DePIN and AI: Bridging the Future
The following is a written synopsis of a recent virtual panel discussion on DePIN and AI hosted by the Boston Blockchain Association featuring myself, Daniel Keller from RunOnFlux, and Greg Osuri from Akash.
Consider the below post the cliff notes to our conversion. If you would prefer you can watch the entire virtual panel here:
Introduction
In recent years, the integration of Decentralized Physical Infrastructure Networks (DePIN) and Artificial Intelligence (AI) has emerged as a transformative force in the tech world. These two technologies, when combined, promise to reshape industries by decentralizing resources and making AI more accessible, efficient, and resilient.
What is DePIN?
DePIN refers to networks of physical infrastructure — compute power, storage, and connectivity — that are distributed and decentralized. Instead of relying on centralized entities like Amazon Web Services (AWS) or Google Cloud, DePIN enables individuals and organizations to contribute their computing power to a shared, decentralized network. This approach not only provides resilience against failures and central authority but also creates economic incentives for participants. As noted during a Boston Blockchain Association (BBA) session, DePIN involves leveraging resources such as servers, GPUs, and even IoT devices like smart home systems to power decentralized networks. (DePIN 101)
The Intersection of DePIN and AI
AI’s rapid growth, particularly with models like ChatGPT and Llama, is putting unprecedented pressure on compute resources. Training and running advanced AI models requires massive amounts of processing power, typically provided by high-performance GPUs. However, the demand for GPUs is outstripping supply, leading to increased costs and bottlenecks.
This is where DePIN comes into play. By decentralizing access to compute resources, DePIN can aggregate the idle computing power available in homes, offices, and data centers around the world. This aggregated power can be used to support the computational needs of AI systems, providing an alternative to centralized cloud providers.
As discussed by experts from Akash and Flux during the BBA session, DePIN is not just an enhancement to AI — it is a necessity for AI to reach its global potential. Greg Osuri, the founder of Akash Network, emphasized that without decentralized compute power, AI’s growth will be constrained by the limited resources of centralized data centers. DePIN can unlock a new era of distributed computing, enabling AI to scale in ways that were previously unimaginable.
Why DePIN is Essential for AI
One of the key challenges in AI today is the cost and availability of GPUs. High-end GPUs like Nvidia’s H100, essential for training large AI models, are in short supply and expensive. Osuri noted that Akash was the first network to offer on-demand H100s at a much lower cost than traditional cloud providers. This affordability makes it possible for smaller organizations and even individual developers to access the computational power they need to experiment with and develop AI systems. Greg Osuri emphasized that “DePIN has become a necessity for AI” stressing the critical role of decentralized infrastructure.

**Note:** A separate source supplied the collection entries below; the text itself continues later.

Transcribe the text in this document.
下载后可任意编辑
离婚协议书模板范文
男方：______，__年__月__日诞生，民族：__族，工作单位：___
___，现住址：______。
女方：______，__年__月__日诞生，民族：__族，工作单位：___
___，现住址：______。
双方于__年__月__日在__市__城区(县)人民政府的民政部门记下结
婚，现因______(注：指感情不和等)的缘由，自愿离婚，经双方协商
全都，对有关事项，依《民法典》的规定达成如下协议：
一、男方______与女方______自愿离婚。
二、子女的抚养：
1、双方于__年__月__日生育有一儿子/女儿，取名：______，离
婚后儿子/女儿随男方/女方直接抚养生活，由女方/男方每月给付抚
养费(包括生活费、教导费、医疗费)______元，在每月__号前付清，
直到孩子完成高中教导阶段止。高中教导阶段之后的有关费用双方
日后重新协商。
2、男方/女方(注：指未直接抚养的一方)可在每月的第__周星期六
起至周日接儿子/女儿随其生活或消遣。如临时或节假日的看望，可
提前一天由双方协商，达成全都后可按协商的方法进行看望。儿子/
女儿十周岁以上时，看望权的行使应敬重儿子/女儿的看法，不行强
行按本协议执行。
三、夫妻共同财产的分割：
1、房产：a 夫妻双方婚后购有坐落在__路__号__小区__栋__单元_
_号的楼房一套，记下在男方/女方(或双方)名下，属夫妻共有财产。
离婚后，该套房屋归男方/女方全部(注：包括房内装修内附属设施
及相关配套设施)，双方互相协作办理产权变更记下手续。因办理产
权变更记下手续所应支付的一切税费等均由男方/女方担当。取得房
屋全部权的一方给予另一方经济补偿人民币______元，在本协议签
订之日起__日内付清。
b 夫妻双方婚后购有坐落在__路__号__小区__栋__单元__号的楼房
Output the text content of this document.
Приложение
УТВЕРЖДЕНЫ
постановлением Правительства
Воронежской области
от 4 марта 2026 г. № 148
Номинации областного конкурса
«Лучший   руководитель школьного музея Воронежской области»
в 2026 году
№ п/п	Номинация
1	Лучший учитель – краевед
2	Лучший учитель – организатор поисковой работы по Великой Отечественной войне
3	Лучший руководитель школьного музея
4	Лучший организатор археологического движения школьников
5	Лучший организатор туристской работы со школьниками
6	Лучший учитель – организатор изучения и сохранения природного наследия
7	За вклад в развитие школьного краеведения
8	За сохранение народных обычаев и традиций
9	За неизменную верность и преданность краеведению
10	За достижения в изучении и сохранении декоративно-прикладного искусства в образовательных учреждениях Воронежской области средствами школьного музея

Additionally, Dan Keller from Flux highlighted the risk of AI’s future being dominated by a few large corporations that control both the input and output of AI models stating, “It’s all about the resources and control.” This centralization poses significant risks, including the potential for biased AI systems and limited access to cutting-edge AI technology. By decentralizing the infrastructure needed to run AI, DePIN ensures that the development and operation of AI systems remain open, transparent, and accessible to everyone.
The Challenges Ahead
Despite the promise of DePIN and AI, there are still challenges to overcome. One of the major hurdles is ensuring the interoperability of different decentralized networks. As Keller pointed out, no single DePIN project can cover all use cases — AI will need to run on a combination of decentralized networks like Akash, Flux, and others. Achieving seamless integration between these platforms will be critical for the future success of DePIN in supporting AI.
Another challenge is regulatory oversight. As AI becomes more integrated into society, there will be increasing pressure from governments to regulate its use. The decentralized nature of DePIN provides some protection against overreach by centralized authorities, but it also presents new regulatory challenges that will need to be addressed. Keller predicts that AI regulation will become a key battleground in the coming years, and DePIN will play a crucial role in ensuring that AI remains open and decentralized. There was a strong discussion on the importance of what Dan termed a “Truth Model” in AI, with the consensus being that open-source and decentralized systems are the only way to achieve true transparency and fairness.
The Road Ahead
Looking to the future, the relationship between DePIN and AI will only deepen. Over the next five to ten years, we can expect DePIN to become a core part of the AI ecosystem, providing the compute resources needed to train and run increasingly complex AI models. As Osuri stated, AI cannot reach its full potential without the decentralized infrastructure that DePIN provides.
In conclusion, DePIN and AI together represent a powerful force for decentralization and innovation. By distributing compute power across a global network, DePIN democratizes access to AI technology, ensuring that the benefits of AI are available to all, not just a select few. As these technologies continue to evolve, they will unlock new possibilities for industries and individuals alike, making the future of AI more open, resilient, and scalable than ever before.